Kate blinked away tears. “Forgive our father, I beg you. He was truly terrified of dying and leaving behind no prince for England. He never recovered from his jousting accident the year of your mother’s execution. Until his death, the headaches he had afterwards – they drove him to near madness; the man who killed your mother was not the same man who loved her. Madness killed him, madness made him believe her enemies until he became the tyrant king we all feared. I pity him.”

 

“Pity him? After what he did to our mothers? Yours, he treated as a whore and discarded when he had no more need of; mine he killed as surely as if he swung the sword.”

 

“Aye, I pitied him then, and I pity him now. Remember, my mother forgave him, and so did yours. We hurt only ourselves if we cannot forgive him, too.”

 

Elizabeth hooded her eyes. “I don’t think I can.”

 

“Bess, you know what is to reign—how easily the power can steal away your soul if you forget, for one moment, you are first the servant of God. Our father, coming so close to death, became a servant to his fears until he served them utterly. Cromwell made certain of that. Cromwell knew if your mother lived, it would cost him his life.”

 

“So honey-mouthed Cromwell made the king a servant to his fears to save himself and then died in any case….” Elizabeth let out a long sigh. “Uneasy is the head that wears a crown. I pray to God that fear never rules me, so I am driven to do murder.”

 

“I pray for that, too, Bess. But your mother’s life was not in vain, or without victory; you are her victory. She loved you so much.” Kate smiled. “How proud she was of you. Even when you a little girl, she believed you had a great destiny. She was right.
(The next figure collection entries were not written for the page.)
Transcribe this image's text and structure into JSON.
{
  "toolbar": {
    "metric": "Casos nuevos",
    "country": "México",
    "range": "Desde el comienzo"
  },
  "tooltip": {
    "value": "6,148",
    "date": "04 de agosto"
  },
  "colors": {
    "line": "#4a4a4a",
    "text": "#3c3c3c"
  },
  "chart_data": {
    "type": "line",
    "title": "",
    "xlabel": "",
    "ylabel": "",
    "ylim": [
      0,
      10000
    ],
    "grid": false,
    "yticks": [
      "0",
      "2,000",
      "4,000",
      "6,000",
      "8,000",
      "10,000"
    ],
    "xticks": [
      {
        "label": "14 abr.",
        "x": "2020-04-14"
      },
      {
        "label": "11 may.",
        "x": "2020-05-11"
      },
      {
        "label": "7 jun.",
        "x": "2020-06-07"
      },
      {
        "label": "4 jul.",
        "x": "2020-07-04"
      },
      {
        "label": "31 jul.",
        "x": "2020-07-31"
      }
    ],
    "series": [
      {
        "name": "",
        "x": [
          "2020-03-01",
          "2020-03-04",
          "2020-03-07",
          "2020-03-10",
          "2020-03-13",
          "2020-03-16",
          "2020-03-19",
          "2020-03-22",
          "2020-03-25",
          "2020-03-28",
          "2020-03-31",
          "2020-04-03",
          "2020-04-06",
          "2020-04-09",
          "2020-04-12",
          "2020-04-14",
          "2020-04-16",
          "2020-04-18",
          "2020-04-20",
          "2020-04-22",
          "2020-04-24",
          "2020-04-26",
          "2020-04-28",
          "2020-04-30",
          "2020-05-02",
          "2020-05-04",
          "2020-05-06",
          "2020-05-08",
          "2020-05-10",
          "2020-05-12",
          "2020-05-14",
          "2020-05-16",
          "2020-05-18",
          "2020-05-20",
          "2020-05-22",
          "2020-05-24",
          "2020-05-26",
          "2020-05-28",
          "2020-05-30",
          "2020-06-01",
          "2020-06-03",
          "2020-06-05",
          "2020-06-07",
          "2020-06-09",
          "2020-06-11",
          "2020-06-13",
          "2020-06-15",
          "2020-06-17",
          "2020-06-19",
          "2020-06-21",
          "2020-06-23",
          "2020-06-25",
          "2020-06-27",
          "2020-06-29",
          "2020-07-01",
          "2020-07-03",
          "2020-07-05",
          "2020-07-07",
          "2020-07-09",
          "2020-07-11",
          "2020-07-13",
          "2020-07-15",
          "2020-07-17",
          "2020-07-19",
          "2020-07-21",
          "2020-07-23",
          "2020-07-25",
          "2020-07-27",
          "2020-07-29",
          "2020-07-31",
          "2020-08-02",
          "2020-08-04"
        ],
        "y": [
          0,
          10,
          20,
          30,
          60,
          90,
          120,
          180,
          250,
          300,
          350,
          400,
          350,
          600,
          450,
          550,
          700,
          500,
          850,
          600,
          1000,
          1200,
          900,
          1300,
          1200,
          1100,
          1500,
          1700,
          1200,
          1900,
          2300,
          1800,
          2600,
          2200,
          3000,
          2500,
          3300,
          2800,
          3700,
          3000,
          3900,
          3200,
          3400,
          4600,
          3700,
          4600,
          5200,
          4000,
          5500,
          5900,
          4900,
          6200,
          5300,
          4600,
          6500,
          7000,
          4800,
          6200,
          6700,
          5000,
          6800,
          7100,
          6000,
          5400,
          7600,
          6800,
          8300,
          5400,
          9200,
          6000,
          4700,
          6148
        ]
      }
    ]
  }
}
It was your fate to be England’s Queen.”

Too tired to speak anymore, Kate kept hold of Bess’s hand and stared at the ceiling. In the flickering candlelight, the plaster angels seemed to dance and play; she returned to nine years ago, on a snow-white January day, squinting against winter sunlight reflecting a white world.

 

Following closely behind Bess, her cousin, her sister, she raised her head. The wind lifted Bess’s loose red hair, swirling long streaks of fire within a sudden drift of snowflakes.

One of the honoured women helping carry Elizabeth’s long, heavy train up the steps, Kate couldn’t resist doing a dancing step, far too excited and happy to mind the cold. Drums rolled and trumpets blared. A thousand voices roared in triumph: Long live the queen. Long live the queen.

 

Bess looked over her shoulder at the crowds and waved. In the sudden hushed silence, before the crowd shouted out as if in one voice, “Elizabeth! God Save Elizabeth!” the wind carried to Kate the well-remembered laugh of another queen. One more shout mounted up, God save the queen. Out of the corner of her eye, her aunt seemed standing beside her. Love. Love never dies, or is forgotten, her aunt’s voice said in her mind. Strange. She had no memory of her saying that while she lived. She rubbed her eyes, snow-light blinding her again. When she opened them, Bess had entered the ancient doors of Westminster.

 

Kate smiled, squeezing Bess’s hand one last time. She closed her eyes and slept.